The court reacted sharply against the claim that those who have been kidnapped with the aircraft have become “part of a weapon.” In the view of the court, this conception “expresses in a virtually undisguised manner that the victims of such an incident are no longer perceived as human beings, but are seen as part of an object and are thus themselves objectified.”
This is “incompatible,” the court declared, with the “conception that humans by their nature are disposed to freely determine things for themselves,” and therefore may not be made “the mere object of state actions.”
The court further argued that the judgement as to whether a plane had actually been hijacked and could be used as a weapon was often based on pure assumptions. It was not uncommon for a passenger plane to deviate from its prescribed route or lose radio contact. A fighter jet scrambled to investigate such an incident could find it difficult to assess this authoritatively. The time available was very short. There existed an “immense time pressure” and “the danger of making rash decisions.”
The court then suggested how a passenger plane could be shot down by circumventing the law: “It is not to be decided here how the ordering and implementation of such a shoot-down should be judged legally,” it said.
The intention here was clear: A shoot-down should remain unpunished as an action taken in a so-called “supra-legal emergency.”
While SPD and Green Party spokesmen welcomed the ruling on a law that they themselves had passed under the pressure of their most right-wing representatives, Christian Democratic Union (CDU) and Christian Social Union (CSU) politicians immediately pushed for a constitutional amendment.

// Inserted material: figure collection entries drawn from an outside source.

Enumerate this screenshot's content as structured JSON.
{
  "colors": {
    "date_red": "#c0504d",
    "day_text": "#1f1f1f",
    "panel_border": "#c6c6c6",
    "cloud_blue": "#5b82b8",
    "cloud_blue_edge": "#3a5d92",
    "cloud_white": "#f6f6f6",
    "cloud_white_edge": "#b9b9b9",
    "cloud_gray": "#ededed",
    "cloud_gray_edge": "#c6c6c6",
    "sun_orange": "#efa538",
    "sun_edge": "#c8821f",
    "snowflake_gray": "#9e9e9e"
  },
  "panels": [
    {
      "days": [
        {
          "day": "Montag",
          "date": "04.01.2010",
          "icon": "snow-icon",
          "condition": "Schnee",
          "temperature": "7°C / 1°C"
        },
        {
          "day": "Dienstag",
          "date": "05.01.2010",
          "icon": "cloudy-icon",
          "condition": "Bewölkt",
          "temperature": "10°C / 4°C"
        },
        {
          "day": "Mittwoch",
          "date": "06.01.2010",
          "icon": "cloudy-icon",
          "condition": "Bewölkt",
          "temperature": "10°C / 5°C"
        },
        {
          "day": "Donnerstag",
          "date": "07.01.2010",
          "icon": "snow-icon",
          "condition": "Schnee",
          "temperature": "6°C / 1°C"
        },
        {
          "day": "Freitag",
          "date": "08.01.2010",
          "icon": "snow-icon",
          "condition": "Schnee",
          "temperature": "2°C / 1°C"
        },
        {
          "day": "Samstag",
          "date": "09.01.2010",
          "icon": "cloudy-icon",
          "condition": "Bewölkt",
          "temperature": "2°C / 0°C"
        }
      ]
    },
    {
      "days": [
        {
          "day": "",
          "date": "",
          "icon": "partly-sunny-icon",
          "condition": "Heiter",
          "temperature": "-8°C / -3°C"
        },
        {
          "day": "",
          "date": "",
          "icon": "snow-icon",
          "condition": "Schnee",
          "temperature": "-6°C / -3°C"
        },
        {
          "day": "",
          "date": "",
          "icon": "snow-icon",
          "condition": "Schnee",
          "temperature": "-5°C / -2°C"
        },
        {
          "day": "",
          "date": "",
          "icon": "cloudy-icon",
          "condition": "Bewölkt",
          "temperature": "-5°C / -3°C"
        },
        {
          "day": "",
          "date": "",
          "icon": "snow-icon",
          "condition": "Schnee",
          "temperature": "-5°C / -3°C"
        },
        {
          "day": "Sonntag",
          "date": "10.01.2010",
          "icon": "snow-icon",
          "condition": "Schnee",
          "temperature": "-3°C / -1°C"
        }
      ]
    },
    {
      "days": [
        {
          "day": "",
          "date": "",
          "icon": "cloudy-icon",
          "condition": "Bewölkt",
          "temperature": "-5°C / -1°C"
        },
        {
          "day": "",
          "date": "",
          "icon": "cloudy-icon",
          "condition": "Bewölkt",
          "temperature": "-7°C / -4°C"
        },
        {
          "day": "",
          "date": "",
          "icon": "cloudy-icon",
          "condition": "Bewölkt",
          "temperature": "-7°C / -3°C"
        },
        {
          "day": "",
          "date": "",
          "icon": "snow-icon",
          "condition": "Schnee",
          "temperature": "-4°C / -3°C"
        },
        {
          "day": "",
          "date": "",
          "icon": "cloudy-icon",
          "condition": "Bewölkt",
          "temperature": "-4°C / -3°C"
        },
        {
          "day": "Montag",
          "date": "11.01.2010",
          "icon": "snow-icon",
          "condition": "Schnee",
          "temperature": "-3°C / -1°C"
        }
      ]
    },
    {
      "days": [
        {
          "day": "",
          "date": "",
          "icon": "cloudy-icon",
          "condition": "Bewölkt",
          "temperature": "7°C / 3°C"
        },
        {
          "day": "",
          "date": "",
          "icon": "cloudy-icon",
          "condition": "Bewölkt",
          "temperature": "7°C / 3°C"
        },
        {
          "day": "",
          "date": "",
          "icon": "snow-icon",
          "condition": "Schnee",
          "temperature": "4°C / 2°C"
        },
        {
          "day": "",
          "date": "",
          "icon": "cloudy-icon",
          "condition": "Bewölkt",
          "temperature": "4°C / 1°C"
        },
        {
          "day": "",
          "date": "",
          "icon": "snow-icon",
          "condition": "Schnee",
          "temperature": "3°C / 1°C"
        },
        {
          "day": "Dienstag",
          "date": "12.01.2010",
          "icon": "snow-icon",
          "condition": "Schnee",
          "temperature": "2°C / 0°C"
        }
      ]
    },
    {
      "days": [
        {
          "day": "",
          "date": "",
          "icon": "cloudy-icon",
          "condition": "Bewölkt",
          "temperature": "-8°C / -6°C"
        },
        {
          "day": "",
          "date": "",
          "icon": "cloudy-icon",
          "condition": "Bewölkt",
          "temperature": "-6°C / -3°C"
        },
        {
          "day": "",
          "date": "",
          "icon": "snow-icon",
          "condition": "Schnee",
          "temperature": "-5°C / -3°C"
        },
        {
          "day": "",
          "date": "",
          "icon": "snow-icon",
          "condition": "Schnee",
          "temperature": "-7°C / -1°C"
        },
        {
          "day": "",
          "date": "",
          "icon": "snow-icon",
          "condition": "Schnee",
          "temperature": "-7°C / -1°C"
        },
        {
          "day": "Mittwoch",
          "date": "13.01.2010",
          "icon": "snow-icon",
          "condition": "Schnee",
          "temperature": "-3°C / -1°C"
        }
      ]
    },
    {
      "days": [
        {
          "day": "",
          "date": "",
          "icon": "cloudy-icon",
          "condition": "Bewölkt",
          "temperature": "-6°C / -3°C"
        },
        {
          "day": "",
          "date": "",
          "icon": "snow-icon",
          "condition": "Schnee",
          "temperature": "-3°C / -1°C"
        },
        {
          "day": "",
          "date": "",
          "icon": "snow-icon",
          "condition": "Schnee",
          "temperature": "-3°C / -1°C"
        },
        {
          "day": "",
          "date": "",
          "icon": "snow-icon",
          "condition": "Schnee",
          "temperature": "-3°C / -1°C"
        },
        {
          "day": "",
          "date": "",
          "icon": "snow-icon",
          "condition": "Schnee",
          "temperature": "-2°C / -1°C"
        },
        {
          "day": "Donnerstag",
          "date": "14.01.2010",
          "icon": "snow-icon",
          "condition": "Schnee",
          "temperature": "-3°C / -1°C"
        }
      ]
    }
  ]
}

Interior Minister Wolfgang Schäuble, who for more than 10 years has been seeking to sanction the deployment of the armed forces within Germany, CDU parliamentary group Vice Chair Wolfgang Bosbach, Bavarian State Premier and former chancellor candidate Edmund Stoiber of the CSU, and Bavarian Interior Minister Günter Beckstein (CSU) all spoke in favour of establishing, prior to the start of this summer’s World Cup soccer competition, legal conditions for the use of the army at home.
Beckstein described as an “unfortunately realistic scenario” the possibility of the World Cup being threatened with biological weapons or a “dirty” radioactive bomb. He did not, however, provide any concrete evidence as to why such a scenario should be seen as realistic.
Schäuble indirectly accused the constitutional court of endangering domestic security. He declared that following the court ruling, a case like September 11, 2001, would fall into a legal void.
Bosbach articulated the attitudes of right-wing forces within the state apparatus regarding fundamental democratic rights, when he declared, “We must adapt the constitution to the present threat level.”
SPD party chief Peter Struck, who was defence minister in the previous government, indicated that his party would not reject in principle the proposals made by the Christian Democrats and their CSU allies. Although he spoke against a constitutional amendment to allow the domestic use of the armed forces, he criticised the Constitutional Court for not clearly defining a policy to deal with terrorist threats in the air or at sea. The SPD is to analyse the judgement and examine whether further legal steps are needed to counter this threat, Struck indicated.